Au sujet de « Mon corps n’est pas le même que le vôtre » et du « corps frère à sa semblance »… Je ne sais pas ; idée qui ne m’est jamais venue consciemment. Si je me l’applique volontiers, c’est plutôt pour dire cette espèce d’opacité têtue (…chtonienne ?) que je perçois en me voyant : mon corps est ce qu’il est, se métamorphose peu, aucun don pour le mimétisme physique. Mais en effet, je ne pense pas qu’un hétérosexuel aurait eu l’idée d’une telle phrase.
Sur la question du « grain de la voix », je répondrai par un article dans mon journal (prévu depuis longtemps, à retravailler).
A bientôt.
Amicalement,
B.
Après-midi
Pas de sieste : je fais des courses. Je laisse deux euros dans une soucoupe destinée à rendre la monnaie. J’avais cru à une possible gratification de la caissière, et non pas à une précaution sanitaire. Je suis plein de confusion ensuite. La caissière, souriante, me laisse entendre qu’elle fera bon usage de mon obole.

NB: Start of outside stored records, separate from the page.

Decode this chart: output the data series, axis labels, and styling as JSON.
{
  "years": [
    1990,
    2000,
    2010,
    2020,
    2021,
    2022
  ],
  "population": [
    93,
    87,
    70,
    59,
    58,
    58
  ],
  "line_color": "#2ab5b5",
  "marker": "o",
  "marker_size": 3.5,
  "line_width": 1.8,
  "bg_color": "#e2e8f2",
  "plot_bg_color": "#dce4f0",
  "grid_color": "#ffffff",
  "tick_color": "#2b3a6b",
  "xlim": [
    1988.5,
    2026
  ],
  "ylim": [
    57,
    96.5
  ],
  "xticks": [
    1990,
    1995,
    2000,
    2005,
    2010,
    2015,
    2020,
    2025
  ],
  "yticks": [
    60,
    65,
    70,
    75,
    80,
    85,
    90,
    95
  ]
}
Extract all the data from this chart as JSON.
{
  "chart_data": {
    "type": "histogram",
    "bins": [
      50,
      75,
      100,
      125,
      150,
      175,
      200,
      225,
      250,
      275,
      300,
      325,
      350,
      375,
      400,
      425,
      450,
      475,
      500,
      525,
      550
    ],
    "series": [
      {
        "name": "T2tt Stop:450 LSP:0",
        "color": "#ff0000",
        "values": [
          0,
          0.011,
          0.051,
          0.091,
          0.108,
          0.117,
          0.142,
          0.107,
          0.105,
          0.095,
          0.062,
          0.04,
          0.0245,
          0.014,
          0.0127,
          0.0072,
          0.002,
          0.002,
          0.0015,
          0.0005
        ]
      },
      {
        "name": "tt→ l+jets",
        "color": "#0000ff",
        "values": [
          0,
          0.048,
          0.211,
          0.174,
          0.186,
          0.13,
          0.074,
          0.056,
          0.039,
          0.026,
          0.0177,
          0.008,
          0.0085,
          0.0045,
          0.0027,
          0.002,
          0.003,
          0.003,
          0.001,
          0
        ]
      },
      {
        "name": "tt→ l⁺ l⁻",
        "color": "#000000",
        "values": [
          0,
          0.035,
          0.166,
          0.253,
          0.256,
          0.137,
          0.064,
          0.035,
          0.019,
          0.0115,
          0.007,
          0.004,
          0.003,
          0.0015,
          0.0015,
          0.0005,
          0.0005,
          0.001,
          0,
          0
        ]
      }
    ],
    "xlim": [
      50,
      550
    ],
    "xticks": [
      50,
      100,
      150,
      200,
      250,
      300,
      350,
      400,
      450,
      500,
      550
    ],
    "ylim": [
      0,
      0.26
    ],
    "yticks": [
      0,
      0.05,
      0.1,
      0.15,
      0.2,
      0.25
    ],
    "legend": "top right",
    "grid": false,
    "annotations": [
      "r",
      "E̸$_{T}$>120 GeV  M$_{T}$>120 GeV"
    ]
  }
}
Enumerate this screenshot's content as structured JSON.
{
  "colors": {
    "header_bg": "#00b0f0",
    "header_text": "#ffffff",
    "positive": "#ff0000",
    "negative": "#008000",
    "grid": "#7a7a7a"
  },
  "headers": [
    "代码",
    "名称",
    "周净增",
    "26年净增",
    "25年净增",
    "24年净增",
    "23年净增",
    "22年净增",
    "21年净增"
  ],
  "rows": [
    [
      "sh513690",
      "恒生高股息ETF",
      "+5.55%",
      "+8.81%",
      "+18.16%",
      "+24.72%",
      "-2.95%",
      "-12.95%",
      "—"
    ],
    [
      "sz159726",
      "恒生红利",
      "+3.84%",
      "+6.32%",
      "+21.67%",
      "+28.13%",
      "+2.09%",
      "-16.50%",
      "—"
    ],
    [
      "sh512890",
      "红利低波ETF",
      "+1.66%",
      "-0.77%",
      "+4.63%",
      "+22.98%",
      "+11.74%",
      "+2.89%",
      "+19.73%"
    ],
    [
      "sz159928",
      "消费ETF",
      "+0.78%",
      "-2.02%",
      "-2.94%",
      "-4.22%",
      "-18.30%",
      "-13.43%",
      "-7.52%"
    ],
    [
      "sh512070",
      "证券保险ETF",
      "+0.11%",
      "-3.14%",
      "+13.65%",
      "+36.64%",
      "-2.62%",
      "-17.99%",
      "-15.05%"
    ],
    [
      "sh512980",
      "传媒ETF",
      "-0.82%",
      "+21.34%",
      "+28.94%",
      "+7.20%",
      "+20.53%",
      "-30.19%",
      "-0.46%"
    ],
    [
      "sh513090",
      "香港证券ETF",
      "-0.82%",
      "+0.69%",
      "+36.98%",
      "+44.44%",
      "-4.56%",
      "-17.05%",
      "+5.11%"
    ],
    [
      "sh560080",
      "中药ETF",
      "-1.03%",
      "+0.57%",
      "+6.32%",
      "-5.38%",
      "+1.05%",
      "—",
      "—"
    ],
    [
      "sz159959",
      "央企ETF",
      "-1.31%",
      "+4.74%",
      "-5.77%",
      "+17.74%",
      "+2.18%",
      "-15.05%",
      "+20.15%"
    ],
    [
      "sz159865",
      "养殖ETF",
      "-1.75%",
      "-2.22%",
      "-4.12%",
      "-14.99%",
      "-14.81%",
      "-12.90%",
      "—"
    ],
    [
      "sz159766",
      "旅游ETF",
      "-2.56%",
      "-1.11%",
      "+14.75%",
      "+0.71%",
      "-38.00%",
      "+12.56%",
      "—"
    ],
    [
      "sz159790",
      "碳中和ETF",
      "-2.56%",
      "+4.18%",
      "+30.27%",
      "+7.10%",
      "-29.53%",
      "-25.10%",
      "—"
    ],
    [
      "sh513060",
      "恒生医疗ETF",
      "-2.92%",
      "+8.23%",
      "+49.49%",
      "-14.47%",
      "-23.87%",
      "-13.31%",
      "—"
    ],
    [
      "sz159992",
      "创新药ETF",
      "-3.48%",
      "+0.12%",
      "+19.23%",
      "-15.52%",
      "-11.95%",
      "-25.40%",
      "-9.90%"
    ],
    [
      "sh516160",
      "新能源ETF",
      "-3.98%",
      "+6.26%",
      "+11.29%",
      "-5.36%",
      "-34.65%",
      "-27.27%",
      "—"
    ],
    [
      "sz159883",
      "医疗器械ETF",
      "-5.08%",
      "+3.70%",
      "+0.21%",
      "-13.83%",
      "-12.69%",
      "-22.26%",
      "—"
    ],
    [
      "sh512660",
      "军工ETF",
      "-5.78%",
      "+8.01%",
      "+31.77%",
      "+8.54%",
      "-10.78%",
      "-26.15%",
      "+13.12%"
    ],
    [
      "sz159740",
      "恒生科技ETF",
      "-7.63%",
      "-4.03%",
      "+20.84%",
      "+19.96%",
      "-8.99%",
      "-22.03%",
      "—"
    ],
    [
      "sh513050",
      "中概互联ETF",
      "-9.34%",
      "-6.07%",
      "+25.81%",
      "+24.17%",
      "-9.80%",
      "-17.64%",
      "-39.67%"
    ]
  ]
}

Mon père, à qui je livre quelques denrées, m’attend, avec dix masques tissus. Il voudrait que je passe chez eux, mais je suis mal garé et remets à plus tard. Il dit vouloir « déconfiner » nos rapports et mettre fin à notre isolement (je suppose qu’il entend le mien surtout ; peut-être aussi pense-t-il à ma mère, qui doit ne pas comprendre pourquoi l’on ne se voit plus).
Rentré, je m’aperçois que j’ai disposé mon masque à l’envers !
Promenade d’une quarantaine de minutes.
J’échappe à un appel de Claudie, à qui je ne réponds pas.
Soir
Je commence pour la toute première fois à trouver la situation vraiment pesante. Mon père a mis le doigt sur un aspect important de nos vies confinées : l’absence de présence physique. (Je me suis amusé intérieurement de voir qu’une touffe de poils avait poussé dans ses oreilles.)
Je subis plutôt que je ne regarde deux vidéos de commentaires de la situation sur mon ordinateur, puis regarde tout aussi vaguement le début d’une série sur Arte avant de décider qu’il est suffisamment tard pour verser dans un lit.